American Time Survey data
The American Time Survey data is included within Watson Analytics as a sample data set called American Time Use Survey.csv
Imagine you’re a university student thinking about going to graduate school and wondering what the impact would be on your income and how this affects your free time over the long term.
The American Time Use Survey data set contains data about the amount of time people spend doing various activities, such as paid work, volunteering, childcare, and socializing. This demographic data is about a subset of Americans but can be applied more widely.
It all starts with your Data!
- Select American Time Use Survey.csv, scroll down and then click the Import button.
The data set appears as a tile in your Personal data folder.
Watson Analytics analyzes the data and metadata when uploading the csv file to provide smarter data discovery and analysis. In this process, Watson Analytics identifies field names and concepts, possible measurements and hierarchies in your data and captures metadata including data quality, data distributions, skewness and missing values.
Let’s ask our first question.
Does higher education lead to higher earnings?
- Tap the American Time Use Survey data set tile.
You are taken into a new Discovery set. This is where you start interacting with the data. That single tap gave you a list of Starting points, which are different ways to launch yourself into data analysis and visualizations.
- Let’s enter our question: does higher education lead to higher earnings, and then press Enter.
You now see different Starting points based on your question and these are ranked by relevance. The most relevant inquiries bubble to the top of the list.
- Select the Starting point: What is the breakdown of Weekly Earnings by Education Level?

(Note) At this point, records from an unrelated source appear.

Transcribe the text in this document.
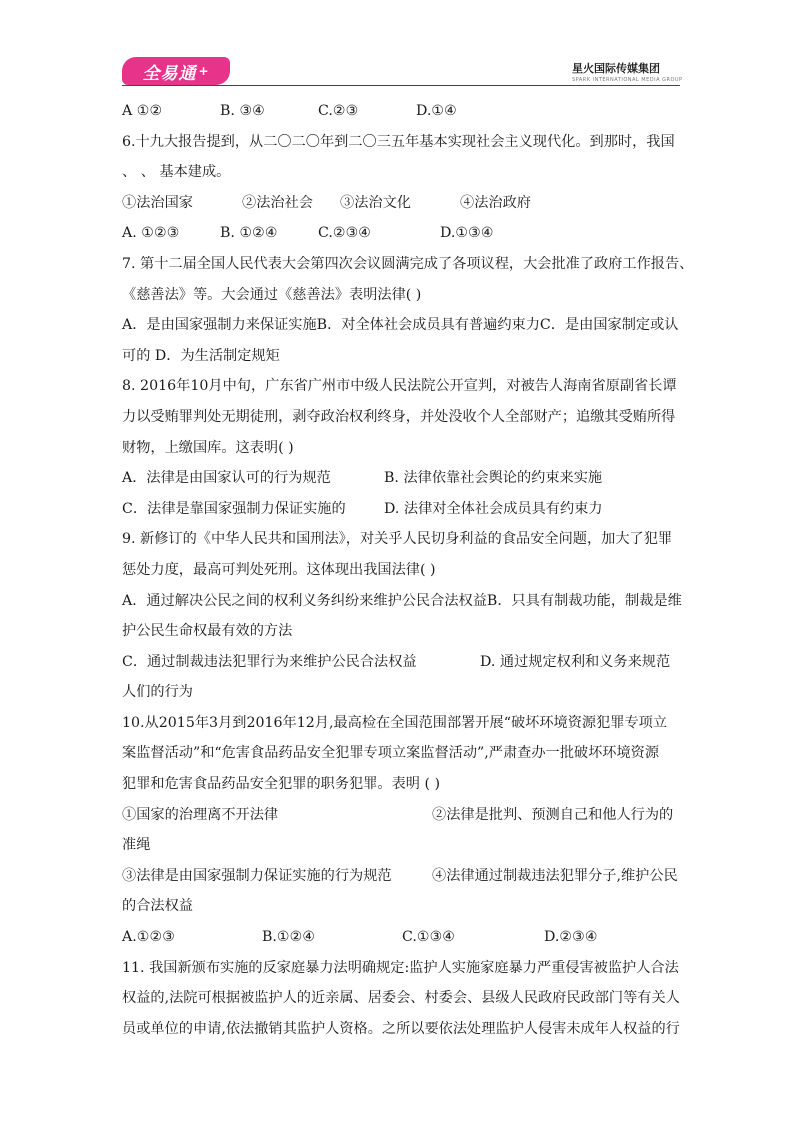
全易通 +	星火国际传媒集团
SPARK INTERNATIONAL MEDIA GROUP
A ①②	B. ③④	C.②③	D.①④
6.十九大报告提到，从二〇二〇年到二〇三五年基本实现社会主义现代化。到那时，我国
、 、 基本建成。
①法治国家	②法治社会	③法治文化	④法治政府
A. ①②③	B. ①②④	C.②③④	D.①③④
7. 第十二届全国人民代表大会第四次会议圆满完成了各项议程，大会批准了政府工作报告、
《慈善法》等。大会通过《慈善法》表明法律( )
A．是由国家强制力来保证实施B．对全体社会成员具有普遍约束力C．是由国家制定或认
可的 D．为生活制定规矩
8. 2016年10月中旬，广东省广州市中级人民法院公开宣判，对被告人海南省原副省长谭
力以受贿罪判处无期徒刑，剥夺政治权利终身，并处没收个人全部财产；追缴其受贿所得
财物，上缴国库。这表明( )
A．法律是由国家认可的行为规范	B. 法律依靠社会舆论的约束来实施
C．法律是靠国家强制力保证实施的	D. 法律对全体社会成员具有约束力
9. 新修订的《中华人民共和国刑法》，对关乎人民切身利益的食品安全问题，加大了犯罪
惩处力度，最高可判处死刑。这体现出我国法律( )
A．通过解决公民之间的权利义务纠纷来维护公民合法权益B．只具有制裁功能，制裁是维
护公民生命权最有效的方法
C．通过制裁违法犯罪行为来维护公民合法权益	D. 通过规定权利和义务来规范
人们的行为
10.从2015年3月到2016年12月,最高检在全国范围部署开展“破坏环境资源犯罪专项立
案监督活动”和“危害食品药品安全犯罪专项立案监督活动”,严肃查办一批破坏环境资源
犯罪和危害食品药品安全犯罪的职务犯罪。表明 ( )
①国家的治理离不开法律	②法律是批判、预测自己和他人行为的
准绳
③法律是由国家强制力保证实施的行为规范	④法律通过制裁违法犯罪分子,维护公民
的合法权益
A.①②③	B.①②④	C.①③④	D.②③④
11. 我国新颁布实施的反家庭暴力法明确规定:监护人实施家庭暴力严重侵害被监护人合法
权益的,法院可根据被监护人的近亲属、居委会、村委会、县级人民政府民政部门等有关人
员或单位的申请,依法撤销其监护人资格。之所以要依法处理监护人侵害未成年人权益的行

The results are shown in a treemap visualization. The size of each rectangle below indicates the relative size of weekly earnings by education level. The largest rectangles are for those with advanced degrees.
This visualization is for all ages. Let’s see how weekly earnings by education level breaks down when ages are added in.
At the very bottom of the window is the Data Tray showing all the column headings in the data set.
- Add Age Range to the visualization. Just drag it from the data tray (the grey strip on the bottom) and drop it anywhere on the visualization. Note: you can also drop it on the Data Slot beside the drop down for Education Level on the bottom left just below the visualization.
There’s a lot more detail in the visualization now, perhaps too much.
- Let’s focus in on people with college or university degrees. Below the visualization, you can modify what is displayed. Select Education Level and tap the items listed from 9th grade down to Some College to remove them from the visualization.
You may need to scroll down in the box to complete this.
Some of the smaller rectangles are for age groups that aren’t really relevant to the question that we’re exploring. People aged 0-19 have generally not completed university or college, and those aged 70 and older have generally retired from paid work.
- Let’s filter out these groups:
Tap Age Range at the bottom of the Visualization
Select 0-19, 70-79, and 80+ to remove them.
Then tap Done or outside the Age Range list to close it.
Try a different visualization type
Different visualization types communicate information about data in different ways. Let’s see what else we can learn by using a different visualization type.
- Tap to the left of your visualization to see what Watson Analytics recommends. You can, of course, pick any type you want.
Tap the first recommended visualization: the Bar chart.
You see that earnings peak when people are in their 30s and 40s, regardless of education level.
But what about work-life balance?
Earnings is one way to look at it. However, life is about more than how much money you earn. Does someone with more education work longer hours? Do they have time to spend with their families and friends?
- Lets add to this discovery set with a simple click on the plus button circled below and then ask the question “How do weekly hours worked compare by education level?”
By clicking on the insight tile circled above you will see the treemap. We can see that people with more advanced education level spending more time working.
- In the previous inquiry on weekly hours worked by education level, I see that there are other questions we could ask that are more predictive in nature. Similar to Step 8 lets add to the Discovery Set and determine “What drives Weekly Earnings?” Select the circled insight tile.
It may take a few minutes for this insight to process as it is going through many predictive models to determine what drives weekly earnings. Once it evaluates thousands of models, it will present us with a short list of predictive relationships.
- Not surprising -based on what we have already seen that weekly hours worked and education level have relatively strong relationship with weekly earnings with a predictive strength of 45%. If you wanted to see more drivers, you can tap the link for “Show more drivers”. If we tap the button to the right of the driver we can see more details on the driver.
As we mouse over the blue blocks in this heatmap, which show the key elements of the relationship, the cell values for weekly income (shown as color intensity) are generally higher earnings as you move your cursor up and to the right.
What did we learn?
These findings show us that working hard to get good marks in school to attain a higher education does not stop there. We will need to keep working after we have attained our advanced degree to continue in building up the weekly earnings. This of course affects our free time.
Don’t stop there – Try this type of analysis with your own data set!